If you believe you may have carpal tunnel syndrome due to your work activities, you should report your condition to your supervisor as soon as possible so you can start receiving treatment. The prognosis for resolving carpal tunnel syndrome is better the sooner intervention takes place.
Surgery is usually the last resort for treating carpal tunnel syndrome after nonsurgical treatments have failed. There are two types of surgery performed to treat carpal tunnel syndrome. Open surgery involves making an incision in the palm of your hand and cutting the ligament that puts pressure on the median nerve.
Endoscopic surgery can also treat carpal tunnel syndrome. This requires making smaller incisions around the hand and wrist to insert a camera to visualize the carpal tunnel and small surgical tools to perform the release. Endoscopic surgery is less invasive than open surgery with shorter recovery time.

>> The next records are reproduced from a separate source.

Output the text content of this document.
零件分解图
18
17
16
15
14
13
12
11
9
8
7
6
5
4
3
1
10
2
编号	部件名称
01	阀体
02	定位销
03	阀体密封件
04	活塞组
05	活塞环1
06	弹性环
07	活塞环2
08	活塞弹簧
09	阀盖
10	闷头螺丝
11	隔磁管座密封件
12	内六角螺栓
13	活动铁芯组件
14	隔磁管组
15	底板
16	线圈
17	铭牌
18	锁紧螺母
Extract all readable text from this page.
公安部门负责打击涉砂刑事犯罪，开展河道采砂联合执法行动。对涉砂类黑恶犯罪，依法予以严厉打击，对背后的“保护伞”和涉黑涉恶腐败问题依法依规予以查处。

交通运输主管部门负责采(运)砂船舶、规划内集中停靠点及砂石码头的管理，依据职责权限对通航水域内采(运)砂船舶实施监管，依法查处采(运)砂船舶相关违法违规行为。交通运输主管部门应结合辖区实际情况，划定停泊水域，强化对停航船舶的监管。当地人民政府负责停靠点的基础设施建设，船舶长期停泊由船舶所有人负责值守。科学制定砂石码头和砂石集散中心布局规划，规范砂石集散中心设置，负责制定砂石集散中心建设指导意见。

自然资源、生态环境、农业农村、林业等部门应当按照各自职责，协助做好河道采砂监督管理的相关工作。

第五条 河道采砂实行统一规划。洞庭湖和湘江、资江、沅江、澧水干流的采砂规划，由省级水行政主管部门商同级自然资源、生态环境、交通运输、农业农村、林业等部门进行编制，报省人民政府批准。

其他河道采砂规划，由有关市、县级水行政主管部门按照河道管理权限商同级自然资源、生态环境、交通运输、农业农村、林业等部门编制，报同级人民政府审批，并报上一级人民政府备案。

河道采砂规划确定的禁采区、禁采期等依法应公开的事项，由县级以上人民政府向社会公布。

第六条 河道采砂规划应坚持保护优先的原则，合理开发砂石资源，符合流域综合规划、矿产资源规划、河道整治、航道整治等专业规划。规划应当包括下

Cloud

Many patients respond to nonsurgical treatment for carpal tunnel syndrome, especially if they seek medical attention early. Injections with corticosteroids may calm down the irritation of the median nerve and reduce the swelling that it causes. Nighttime splinting can hold your hands in a better position while you sleep. This helps to reduce your symptoms while you are awake without inhibiting your usual activities.
Some doctors prescribe nonsteroidal anti-inflammatory medications to patients with carpal tunnel syndrome. However, NSAIDs’ effectiveness at treating it is in question due to a lack of evidence.